Was he actually delusional or looking to fulfill a dream? I’ll leave that to the professionals to decide, but really, haven’t we all imagined a bigger, better, more exciting life at some time?
I’m a big believer in dreaming. That’s how I started my envelope-manufacturing company and became a writer and a speaker. Show me someone who doesn’t dream about the future and I’ll show you someone who doesn’t know where he or she is going.
Actor Kevin Costner said: “I’m a big fan of dreams. Unfortunately, dreams are our first casualty in life — people seem to give them up, quicker than anything, for a ‘reality.’ ”
Life is full of people who believed in themselves and their dreams. For example, writer W.P. Kinsella envisioned an Iowa corn farmer and a dream to reunite a deceased father and son for a game of baseball. He turned his dream into the novel “Shoeless Joe,” which later resulted in the blockbuster movie “Field of Dreams.”
British philosophical writer James Allen wrote: “Dream lofty dreams, and as you dream, so shall you become. Your vision is the promise of what you shall one day be. Be bold with your dreams! Aim high. Create your own ‘field of dreams.’ ”
Warren Buffett’s early years were filled with entrepreneurial ventures, from going door-to-door selling chewing gum, Coca-Cola and weekly magazines to working in his father’s grocery store. He delivered newspapers, sold golf balls and stamps, and detailed cars. He always knew that he was going to be a wealthy person, and he certainly achieved that.
Tyler Perry had a tough childhood and was expelled from high school. He was physically and sexually abused and tried to take his own life twice. Yet he didn’t give up on his dream of working in theater. He wrote, produced and starred in a variety of shows that were unsuccessful. Finally, he achieved success and has become a superstar powerhouse in Hollywood.
J.K. Rowling was an unemployed, divorced mother living off state benefits when she decided to turn to her writing passion. Within five years, she was one of the richest women in the United Kingdom, thanks to her fictional creation Harry Potter.
Dreams take many forms — awake, asleep, lost in thought. Don’t downplay any of them! Sometimes we can go places in our minds that help us formulate goals and plans that will shape our future.
“Since it doesn’t cost a dime to dream, you’ll never shortchange yourself when you stretch your imagination,” said the late pastor Robert Schuller.
“I think, therefore I am” is a fundamental concept of philosophy: We have to assume that we really exist because we’re aware of our existence. But in neurological terms, the idea is more complicated, because scientists haven’t been able to identify the area of the brain responsible for self-awareness.

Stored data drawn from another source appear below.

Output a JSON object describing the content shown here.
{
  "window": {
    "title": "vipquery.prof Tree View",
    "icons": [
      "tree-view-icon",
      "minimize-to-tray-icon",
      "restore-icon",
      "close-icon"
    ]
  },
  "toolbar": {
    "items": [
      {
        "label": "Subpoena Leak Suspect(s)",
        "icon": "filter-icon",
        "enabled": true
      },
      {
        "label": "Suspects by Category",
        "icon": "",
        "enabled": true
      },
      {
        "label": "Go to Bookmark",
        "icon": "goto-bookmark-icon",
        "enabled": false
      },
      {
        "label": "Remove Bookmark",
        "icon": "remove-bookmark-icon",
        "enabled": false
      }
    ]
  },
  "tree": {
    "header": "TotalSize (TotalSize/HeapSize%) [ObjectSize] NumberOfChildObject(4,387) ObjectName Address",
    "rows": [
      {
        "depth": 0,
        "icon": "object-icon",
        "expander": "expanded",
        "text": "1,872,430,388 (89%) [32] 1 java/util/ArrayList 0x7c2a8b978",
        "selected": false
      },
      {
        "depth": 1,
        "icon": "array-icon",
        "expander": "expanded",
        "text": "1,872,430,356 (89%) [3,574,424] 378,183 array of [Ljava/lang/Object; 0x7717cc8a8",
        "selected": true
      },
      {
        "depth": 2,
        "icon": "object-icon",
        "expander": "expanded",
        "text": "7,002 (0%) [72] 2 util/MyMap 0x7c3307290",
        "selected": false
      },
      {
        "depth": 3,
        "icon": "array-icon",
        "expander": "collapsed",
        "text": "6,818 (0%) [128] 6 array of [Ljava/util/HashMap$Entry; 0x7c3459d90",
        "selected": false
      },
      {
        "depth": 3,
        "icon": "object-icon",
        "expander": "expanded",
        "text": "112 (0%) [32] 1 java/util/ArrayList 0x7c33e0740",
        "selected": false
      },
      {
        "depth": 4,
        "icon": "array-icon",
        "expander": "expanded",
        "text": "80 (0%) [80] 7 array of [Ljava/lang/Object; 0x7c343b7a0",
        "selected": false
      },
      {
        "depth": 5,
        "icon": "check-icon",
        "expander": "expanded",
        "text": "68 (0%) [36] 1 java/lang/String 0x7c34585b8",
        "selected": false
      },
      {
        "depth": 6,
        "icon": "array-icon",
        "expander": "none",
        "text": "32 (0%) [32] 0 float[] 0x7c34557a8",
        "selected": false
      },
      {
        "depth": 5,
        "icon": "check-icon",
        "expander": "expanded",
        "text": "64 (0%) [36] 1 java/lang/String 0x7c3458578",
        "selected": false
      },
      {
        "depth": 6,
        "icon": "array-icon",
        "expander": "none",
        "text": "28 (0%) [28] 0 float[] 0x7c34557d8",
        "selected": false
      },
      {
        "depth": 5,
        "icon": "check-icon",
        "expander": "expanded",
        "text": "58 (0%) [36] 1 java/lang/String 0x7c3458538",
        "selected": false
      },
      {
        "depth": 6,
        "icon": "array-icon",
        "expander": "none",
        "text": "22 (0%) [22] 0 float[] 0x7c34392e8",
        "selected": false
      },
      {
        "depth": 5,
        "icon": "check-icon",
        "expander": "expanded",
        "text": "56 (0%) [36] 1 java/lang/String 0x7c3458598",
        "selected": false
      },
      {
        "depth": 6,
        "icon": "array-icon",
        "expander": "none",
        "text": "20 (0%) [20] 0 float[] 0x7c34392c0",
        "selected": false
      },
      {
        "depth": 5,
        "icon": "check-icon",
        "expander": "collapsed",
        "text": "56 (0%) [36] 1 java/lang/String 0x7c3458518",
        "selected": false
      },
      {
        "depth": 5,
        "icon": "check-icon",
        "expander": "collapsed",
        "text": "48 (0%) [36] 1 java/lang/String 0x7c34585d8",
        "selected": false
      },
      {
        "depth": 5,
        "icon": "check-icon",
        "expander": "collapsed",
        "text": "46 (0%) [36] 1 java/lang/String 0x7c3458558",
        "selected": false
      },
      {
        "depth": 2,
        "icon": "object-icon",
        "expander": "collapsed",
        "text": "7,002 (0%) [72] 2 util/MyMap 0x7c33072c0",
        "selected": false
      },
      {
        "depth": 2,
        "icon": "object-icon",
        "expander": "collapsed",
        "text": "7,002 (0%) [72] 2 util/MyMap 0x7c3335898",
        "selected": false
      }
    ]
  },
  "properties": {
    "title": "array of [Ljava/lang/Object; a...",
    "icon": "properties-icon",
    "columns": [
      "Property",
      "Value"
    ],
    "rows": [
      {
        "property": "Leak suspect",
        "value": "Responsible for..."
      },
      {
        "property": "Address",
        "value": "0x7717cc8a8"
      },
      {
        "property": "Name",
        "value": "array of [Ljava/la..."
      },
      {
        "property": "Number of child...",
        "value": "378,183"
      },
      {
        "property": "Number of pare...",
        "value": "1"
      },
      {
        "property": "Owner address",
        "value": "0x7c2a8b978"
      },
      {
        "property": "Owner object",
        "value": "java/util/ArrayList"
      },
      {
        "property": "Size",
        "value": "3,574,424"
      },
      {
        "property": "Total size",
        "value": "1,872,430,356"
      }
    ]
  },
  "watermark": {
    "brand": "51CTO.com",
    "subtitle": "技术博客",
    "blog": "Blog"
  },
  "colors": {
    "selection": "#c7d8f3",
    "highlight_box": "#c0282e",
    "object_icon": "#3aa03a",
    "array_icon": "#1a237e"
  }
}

Research involving lucid dreaming may solve the mystery. Lucid dreamers are sleepers who are aware that they are dreaming and can even control their dreams. Scientists at the Max Planck Institute of Psychiatry in Munich are comparing brain functions before and during lucid dreaming, hoping to pin down how the brain knows it’s awake and aware.
That’s more science than I can absorb! But what I do know is that dreams come true every day. Small dreams can grow to big dreams.
Barbara Grogan founded Western Industrial Contractors in 1982 with a 1969 orange pickup truck she bought for $500. Western became a nationally recognized industrial construction company. Among her many accomplishments, she became the first female chair of the board of the Denver branch of the Federal Reserve Bank of Kansas City, and was the first female chair of the Denver Metro Chamber of Commerce.
“The world is chock-full of negative people. They have a thousand reasons why your dreams won’t work, and they’re ready to share them with you at the drop of a hat,” Grogan said. “Well, this sounds trite, but you just have to believe in yourself and in your ability to make your dreams come true.”
Mackay’s Moral: Dream on — and then DO something about it.